With anti-vaxxers protesting outside the St. James Theatre, Springsteen opened with "Growin' Up" before saying, "It’s great to see everybody here tonight. Unmasked, sitting next to each other in one room. It’s a long time coming. It’s a big time thrill. What a year. Seventy-one years on the planet and I’ve never seen anything like this past year. And I was lucky. We stayed healthy and busy. I put out a record with the E Street Band. We did a film calledA Letter To You. I did a radio show. I did a podcast with the President [Obama] of the United States. I was handcuffed and thrown in jail,” referring to his DUI arrest in New Jersey last November. He was fined $540 for drinking alcohol in an area where it's prohibited.
“I didn’t wake up one morning, get on my motorcycle and say, ‘I think I’ll drive to jail,'” he said. “And then I had to go to Zoom Court! My case was the United States of America vs. Bruce Springsteen. That’s always comfortable to hear, that the entire nation is aligned against you. ‘You have managed to engage in an act so heinous that it was offended the entire [bleeping] United States! You, my recalcitrant, law-breaking, bridge-and-tunnel friend have drunk two shots of tequila.’ New Jersey, they love me there!”
While the framework of the show was the same as his 2017 and '18 performances, he dropped three songs, including "Born to Run" (the title of his memoir which the show is based on), and added three others. He also changed some of the spoken word segments to bring things up to date.
Fighting back tears, he talked about the declining health of his mother, Adele.
“She’s 10 years into Alzheimer’s. She’s 95, but the need to dance is something that hasn’t left her. She can’t speak. She can’t stand. But when she sees me, there’s a smile, and there’s still a kiss.
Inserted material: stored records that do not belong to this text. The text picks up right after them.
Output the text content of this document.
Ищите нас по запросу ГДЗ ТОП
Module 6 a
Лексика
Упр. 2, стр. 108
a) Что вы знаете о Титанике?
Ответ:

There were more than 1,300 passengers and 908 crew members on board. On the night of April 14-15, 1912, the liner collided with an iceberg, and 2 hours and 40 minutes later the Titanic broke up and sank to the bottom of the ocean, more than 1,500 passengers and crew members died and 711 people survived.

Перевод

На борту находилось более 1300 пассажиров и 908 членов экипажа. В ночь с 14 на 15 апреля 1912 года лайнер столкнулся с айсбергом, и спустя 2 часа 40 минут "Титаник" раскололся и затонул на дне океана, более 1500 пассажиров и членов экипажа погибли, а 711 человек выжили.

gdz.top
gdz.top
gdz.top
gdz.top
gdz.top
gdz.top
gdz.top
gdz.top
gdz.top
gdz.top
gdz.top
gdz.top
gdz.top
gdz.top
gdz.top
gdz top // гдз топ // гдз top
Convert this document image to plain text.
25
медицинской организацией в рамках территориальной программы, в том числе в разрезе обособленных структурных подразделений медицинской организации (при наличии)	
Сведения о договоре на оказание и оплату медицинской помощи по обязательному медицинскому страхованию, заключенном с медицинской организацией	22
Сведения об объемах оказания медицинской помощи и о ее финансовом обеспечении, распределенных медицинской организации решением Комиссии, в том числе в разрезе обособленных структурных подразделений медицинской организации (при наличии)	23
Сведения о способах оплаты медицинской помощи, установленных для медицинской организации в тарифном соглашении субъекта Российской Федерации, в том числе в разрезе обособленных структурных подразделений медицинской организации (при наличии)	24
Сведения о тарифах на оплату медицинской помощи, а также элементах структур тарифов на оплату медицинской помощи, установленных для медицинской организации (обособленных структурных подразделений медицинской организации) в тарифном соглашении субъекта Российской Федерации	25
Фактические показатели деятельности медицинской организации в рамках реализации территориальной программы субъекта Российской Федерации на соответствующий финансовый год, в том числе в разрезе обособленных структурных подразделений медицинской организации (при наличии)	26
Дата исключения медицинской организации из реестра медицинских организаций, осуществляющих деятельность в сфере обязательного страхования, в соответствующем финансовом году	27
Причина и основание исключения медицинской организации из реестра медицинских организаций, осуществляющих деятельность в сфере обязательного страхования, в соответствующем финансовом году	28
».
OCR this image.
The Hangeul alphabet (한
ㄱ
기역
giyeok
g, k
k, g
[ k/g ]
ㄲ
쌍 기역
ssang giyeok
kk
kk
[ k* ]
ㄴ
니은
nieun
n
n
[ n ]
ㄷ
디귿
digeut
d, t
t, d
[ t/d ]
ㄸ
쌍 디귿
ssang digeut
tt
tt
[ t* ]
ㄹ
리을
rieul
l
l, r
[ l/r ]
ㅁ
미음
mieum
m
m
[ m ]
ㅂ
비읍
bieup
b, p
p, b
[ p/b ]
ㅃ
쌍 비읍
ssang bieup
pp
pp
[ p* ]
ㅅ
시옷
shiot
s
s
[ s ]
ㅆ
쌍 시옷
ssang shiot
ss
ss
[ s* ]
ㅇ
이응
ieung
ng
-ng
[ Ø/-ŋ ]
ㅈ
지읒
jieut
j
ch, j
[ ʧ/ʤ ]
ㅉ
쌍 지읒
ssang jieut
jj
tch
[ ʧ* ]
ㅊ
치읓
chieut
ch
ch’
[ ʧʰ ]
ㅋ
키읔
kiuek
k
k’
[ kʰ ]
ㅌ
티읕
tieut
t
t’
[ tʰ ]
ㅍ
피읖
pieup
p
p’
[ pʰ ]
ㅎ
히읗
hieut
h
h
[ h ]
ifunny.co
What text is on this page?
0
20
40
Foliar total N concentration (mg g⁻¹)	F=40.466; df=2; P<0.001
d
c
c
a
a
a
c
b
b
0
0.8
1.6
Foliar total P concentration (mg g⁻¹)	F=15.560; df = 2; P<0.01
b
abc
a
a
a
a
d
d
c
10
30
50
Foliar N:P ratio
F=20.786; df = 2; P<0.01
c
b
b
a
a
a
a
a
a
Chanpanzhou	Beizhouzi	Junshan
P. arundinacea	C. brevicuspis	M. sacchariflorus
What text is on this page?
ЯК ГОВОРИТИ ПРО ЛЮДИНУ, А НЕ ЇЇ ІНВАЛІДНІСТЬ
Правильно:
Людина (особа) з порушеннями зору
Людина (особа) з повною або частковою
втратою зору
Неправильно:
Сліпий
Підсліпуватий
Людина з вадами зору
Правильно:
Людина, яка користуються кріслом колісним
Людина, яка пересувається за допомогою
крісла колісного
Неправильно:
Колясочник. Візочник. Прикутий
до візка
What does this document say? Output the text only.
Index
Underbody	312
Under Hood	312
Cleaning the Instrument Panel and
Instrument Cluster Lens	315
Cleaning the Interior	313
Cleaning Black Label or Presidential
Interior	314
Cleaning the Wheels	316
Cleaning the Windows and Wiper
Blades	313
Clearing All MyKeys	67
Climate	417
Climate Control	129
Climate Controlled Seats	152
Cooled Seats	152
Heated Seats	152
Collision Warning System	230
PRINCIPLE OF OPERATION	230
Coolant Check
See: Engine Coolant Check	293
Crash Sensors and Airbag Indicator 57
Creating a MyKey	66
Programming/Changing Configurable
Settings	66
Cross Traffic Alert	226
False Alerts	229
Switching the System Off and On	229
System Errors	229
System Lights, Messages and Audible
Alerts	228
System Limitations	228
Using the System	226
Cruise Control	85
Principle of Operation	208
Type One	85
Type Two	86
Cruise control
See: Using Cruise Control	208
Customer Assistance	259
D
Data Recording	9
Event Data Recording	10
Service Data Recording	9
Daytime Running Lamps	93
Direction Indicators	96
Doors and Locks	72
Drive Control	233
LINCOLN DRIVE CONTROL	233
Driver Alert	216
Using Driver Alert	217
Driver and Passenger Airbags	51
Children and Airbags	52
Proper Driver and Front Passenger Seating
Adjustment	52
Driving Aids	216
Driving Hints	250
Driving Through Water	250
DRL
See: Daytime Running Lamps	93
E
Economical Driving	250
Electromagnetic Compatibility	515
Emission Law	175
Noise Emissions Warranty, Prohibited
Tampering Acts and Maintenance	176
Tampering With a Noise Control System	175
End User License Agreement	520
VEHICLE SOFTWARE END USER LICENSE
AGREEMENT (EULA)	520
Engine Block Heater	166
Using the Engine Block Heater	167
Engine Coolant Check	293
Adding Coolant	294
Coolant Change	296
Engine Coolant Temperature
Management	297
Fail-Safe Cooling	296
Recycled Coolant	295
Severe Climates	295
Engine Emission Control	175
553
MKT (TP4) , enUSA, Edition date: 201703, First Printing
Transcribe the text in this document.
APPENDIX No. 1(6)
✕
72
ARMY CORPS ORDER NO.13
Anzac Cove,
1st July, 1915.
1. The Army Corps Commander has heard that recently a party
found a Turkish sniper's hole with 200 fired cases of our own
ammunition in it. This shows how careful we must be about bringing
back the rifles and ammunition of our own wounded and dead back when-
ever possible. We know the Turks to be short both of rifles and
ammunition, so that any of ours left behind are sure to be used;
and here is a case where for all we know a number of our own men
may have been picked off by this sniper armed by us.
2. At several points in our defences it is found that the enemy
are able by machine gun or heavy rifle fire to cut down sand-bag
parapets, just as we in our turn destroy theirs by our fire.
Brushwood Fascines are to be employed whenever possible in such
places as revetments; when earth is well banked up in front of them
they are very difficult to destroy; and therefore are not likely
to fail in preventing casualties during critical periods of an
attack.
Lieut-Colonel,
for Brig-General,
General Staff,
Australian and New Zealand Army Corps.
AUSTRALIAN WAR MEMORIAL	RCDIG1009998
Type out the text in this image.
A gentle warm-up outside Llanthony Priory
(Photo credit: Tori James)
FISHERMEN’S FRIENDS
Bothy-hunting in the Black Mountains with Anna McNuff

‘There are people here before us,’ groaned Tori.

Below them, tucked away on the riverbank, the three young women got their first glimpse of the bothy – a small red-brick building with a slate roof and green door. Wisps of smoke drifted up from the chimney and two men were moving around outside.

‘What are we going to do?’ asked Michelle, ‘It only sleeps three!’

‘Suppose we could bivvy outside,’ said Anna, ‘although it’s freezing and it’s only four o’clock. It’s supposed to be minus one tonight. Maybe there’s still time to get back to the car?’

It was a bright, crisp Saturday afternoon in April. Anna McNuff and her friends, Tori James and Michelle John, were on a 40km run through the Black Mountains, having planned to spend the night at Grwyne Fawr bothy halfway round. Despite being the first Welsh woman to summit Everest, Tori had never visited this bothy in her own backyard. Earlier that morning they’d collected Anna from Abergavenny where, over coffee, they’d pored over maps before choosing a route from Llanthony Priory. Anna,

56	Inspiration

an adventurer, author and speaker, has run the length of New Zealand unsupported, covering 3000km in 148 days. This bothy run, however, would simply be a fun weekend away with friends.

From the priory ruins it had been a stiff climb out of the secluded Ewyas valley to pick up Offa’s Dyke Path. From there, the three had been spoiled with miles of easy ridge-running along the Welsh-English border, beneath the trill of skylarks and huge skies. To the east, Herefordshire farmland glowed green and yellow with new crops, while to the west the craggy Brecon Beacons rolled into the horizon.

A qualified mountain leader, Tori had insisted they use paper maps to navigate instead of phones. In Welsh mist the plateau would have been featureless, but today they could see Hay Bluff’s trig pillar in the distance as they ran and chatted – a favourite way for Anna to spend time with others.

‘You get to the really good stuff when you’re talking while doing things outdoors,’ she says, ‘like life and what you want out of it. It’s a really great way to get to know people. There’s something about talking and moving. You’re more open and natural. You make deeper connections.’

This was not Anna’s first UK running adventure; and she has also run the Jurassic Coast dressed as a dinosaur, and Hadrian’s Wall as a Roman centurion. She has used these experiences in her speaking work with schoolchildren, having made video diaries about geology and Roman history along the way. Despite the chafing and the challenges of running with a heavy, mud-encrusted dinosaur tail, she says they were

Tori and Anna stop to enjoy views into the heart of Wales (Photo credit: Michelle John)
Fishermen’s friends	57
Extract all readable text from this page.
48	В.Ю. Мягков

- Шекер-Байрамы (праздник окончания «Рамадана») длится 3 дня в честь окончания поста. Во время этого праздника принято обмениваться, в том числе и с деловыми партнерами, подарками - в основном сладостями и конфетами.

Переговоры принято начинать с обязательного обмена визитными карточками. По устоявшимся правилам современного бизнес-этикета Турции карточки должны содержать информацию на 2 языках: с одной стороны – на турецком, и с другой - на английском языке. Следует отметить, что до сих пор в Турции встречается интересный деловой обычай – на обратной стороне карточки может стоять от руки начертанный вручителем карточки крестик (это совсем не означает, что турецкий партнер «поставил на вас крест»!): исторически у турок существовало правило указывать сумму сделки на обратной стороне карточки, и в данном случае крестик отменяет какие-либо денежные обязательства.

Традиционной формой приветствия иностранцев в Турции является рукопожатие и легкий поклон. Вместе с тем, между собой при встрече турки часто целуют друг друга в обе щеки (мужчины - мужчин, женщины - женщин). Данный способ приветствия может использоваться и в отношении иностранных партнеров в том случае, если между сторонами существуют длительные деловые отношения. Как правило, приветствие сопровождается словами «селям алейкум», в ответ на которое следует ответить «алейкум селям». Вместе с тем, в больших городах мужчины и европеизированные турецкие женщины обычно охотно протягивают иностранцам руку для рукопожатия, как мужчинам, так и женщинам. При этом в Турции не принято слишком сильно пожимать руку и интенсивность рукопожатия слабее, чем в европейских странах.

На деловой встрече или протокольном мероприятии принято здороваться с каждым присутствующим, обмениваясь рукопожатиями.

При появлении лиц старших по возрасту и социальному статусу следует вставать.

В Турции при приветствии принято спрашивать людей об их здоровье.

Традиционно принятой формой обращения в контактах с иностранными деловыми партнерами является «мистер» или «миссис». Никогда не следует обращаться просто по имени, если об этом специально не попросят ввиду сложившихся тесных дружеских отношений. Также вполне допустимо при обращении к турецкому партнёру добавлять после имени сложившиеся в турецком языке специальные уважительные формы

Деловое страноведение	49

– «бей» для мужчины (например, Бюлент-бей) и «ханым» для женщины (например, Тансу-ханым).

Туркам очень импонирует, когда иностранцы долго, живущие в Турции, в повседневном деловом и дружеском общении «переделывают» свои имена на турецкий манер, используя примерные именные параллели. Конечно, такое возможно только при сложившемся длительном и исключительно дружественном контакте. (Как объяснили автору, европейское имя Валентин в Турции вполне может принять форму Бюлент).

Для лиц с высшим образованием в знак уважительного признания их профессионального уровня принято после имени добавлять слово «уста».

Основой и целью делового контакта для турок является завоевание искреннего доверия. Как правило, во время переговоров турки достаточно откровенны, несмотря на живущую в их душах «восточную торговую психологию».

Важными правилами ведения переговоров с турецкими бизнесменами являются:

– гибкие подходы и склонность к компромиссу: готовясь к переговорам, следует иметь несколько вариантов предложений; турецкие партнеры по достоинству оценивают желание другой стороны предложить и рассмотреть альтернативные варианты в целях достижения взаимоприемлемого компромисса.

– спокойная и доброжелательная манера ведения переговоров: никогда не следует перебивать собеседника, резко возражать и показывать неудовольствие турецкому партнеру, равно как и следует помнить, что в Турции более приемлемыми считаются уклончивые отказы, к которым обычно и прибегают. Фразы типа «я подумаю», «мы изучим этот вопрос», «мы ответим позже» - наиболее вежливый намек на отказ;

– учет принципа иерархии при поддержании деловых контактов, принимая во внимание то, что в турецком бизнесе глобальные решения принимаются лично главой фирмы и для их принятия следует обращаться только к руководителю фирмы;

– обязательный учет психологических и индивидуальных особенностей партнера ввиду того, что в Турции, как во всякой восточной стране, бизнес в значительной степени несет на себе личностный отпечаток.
There’s a sound she makes that I know means, ‘I love you.’ When I put onGlenn Miller, she’ll start moving in her chair, reaching out for me to take her in my arms once more and dance.”
As for the political climate, he said, “We are living in troubled and troubling times. I don’t believe I’ve seen, certainly not in my lifetime, [a time] when democracy itself, not just who is going to be running the show for the next four years, but survival of democracy itself was as deeply threatened. The Rule of Law, Bill of Rights, and the Constitution have been so cavalierly bludgeoned, disrespect and tread upon that I’m frightened for us. I understand those folks [anti-vaxxers] out in the street. It’s scary times filled with confusion.”
And while he didn't mention Black Lives Matter or George Floyd, it was clear that what he was talking about when he did “American Skin (41 Shots),” which he wrote in 1999 following the death of Guinean immigrant Amadou[prn: Ah-Ma-Do] Diallo at the hands of the New York City Police Department.
Like the original shows, he talked about his childhood, his father, Clarence Clemons, dodging the Vietnam draft, and driving cross-country in 1970. And, his wife, Patti Scialfa, was also part of the show, joining him on “Tougher Than the Rest,” and, new to the set, “Fire.”
Springsteen will do 30 more shows through September 4th. Show number-two is Tuesday.
Springsteen on Broadway-- June 26 set list:
- “Growin’ Up”
- “My Hometown”
- “My Father’s House”
- “The Wish”
- “Thunder Road”
- “The Promised Land”
- “Born in the USA”
- “Tenth Avenue Freeze-out”
- “Tougher Than the Rest (w/Patti Scialfa)
- “Fire” (w/Patti Scialfa) --replaced "Brilliant Disguise"
- “American Skin (41 Shots)” -replaced "The Ghost of Tom Joad"
- “The Rising”
- “Dancing in the Dark”
- “Land of Hope and Dreams”
- “I’ll See You in My Dreams” -replaced "Born to Run"
Among those in the audience Saturday night were E Street Band guitarist Steve Van Zandt, Secretary of Transportation Pete Buttigieg, actor and singer Brian Stokes Mitchell and MSNBC's Brian Williams.